[Math] Moment generating function of an exponential

moment-generating-functionsprobabilityprobability distributionsstatistics

I was usually given two terms in an exponential distribution which I combined and performed an integral to find the moment generating function.

What should I do here?

Let $X$~$Exponential(\lambda)$ for some $\lambda > 0$.

(a) Compute the moment generating function of $X$.

(b) Compute $E(X^n)$, $n\geq 1$.

(c) Let $Y=\lambda X$. Compute the moment generating function of $Y$.

Best Answer

(a) The moment generating function of $X \sim Exp(\lambda)$ is $M_X(t) = E[e^{t X}] = \int_{x \geq 0} \lambda e^{- \lambda x} e^{t x} dx = \frac{\lambda}{\lambda-t}$ for $t<\lambda$.

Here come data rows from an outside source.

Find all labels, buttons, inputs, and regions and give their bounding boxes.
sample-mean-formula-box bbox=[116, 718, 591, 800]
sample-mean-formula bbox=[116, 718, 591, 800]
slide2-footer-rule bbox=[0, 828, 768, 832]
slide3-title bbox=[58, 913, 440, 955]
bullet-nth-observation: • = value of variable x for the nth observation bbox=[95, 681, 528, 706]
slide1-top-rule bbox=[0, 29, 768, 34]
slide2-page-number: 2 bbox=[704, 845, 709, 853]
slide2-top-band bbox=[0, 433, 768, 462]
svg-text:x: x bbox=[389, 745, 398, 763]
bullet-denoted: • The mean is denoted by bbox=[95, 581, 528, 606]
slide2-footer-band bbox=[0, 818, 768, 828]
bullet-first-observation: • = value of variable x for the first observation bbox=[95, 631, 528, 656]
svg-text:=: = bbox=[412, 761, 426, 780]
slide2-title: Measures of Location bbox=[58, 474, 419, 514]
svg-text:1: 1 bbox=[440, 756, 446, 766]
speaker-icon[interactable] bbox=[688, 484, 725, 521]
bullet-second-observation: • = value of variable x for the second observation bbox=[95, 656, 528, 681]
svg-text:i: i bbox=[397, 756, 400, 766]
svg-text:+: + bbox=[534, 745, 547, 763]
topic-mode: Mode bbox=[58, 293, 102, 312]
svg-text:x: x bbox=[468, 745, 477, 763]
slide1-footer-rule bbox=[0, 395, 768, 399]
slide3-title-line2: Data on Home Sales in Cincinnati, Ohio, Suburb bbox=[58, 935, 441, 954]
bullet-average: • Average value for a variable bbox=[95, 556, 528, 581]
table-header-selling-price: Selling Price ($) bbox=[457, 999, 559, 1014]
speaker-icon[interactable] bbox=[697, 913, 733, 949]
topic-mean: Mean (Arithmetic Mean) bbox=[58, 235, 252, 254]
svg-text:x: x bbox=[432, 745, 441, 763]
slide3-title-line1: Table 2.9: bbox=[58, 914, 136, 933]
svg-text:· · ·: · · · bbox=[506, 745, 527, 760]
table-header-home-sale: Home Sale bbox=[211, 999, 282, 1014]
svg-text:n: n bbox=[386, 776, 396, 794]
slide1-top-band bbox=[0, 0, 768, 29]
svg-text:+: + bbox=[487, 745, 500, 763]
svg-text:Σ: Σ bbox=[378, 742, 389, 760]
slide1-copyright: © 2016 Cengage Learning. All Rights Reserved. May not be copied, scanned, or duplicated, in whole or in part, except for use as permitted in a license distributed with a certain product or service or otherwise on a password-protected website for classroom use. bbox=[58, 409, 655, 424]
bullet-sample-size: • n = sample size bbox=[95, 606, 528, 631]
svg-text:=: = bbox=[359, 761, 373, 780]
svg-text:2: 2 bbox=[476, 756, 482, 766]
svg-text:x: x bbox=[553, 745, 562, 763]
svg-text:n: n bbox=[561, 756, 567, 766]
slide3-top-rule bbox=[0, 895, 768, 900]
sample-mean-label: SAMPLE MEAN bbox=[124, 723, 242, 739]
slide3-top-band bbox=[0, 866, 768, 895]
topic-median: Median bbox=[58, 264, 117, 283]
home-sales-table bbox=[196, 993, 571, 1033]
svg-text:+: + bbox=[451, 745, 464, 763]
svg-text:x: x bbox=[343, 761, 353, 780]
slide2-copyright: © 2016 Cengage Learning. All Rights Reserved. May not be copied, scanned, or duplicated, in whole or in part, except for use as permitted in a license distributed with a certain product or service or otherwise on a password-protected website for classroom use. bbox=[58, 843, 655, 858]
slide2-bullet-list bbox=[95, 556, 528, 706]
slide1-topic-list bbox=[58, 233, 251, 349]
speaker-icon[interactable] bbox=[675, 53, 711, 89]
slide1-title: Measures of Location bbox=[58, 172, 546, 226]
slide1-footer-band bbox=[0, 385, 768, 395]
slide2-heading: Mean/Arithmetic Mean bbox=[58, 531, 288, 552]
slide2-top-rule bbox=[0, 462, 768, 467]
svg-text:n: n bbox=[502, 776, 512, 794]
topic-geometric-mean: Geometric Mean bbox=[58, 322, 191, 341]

(b) To get the moments, note that $\frac{\lambda}{\lambda-t} = \lambda \frac{1}{1-\frac{t}{\lambda}} = \lambda \sum_{i=0}^\infty \frac{t^i}{\lambda^i}$ in a neighborhood of zero ($\sum_{i=0}^\infty x^i = \frac{1}{1-x}$). Compare this to $M_X(t) = \sum_{i=0}^\infty \frac{t^n E[X^i]}{i!}$ to read off the moments.

As for (c), note that $M_Y(t) = E[e^{t Y}] = E[e^{t \lambda X}] = E[e^{(t \lambda) X}] = M_X(t \lambda) = \frac{\lambda}{\lambda-t \lambda} = \frac{1}{1-t}$. Match this to the form of $M_X(t)$ for a particular value of $\lambda$ to see what distribution it is.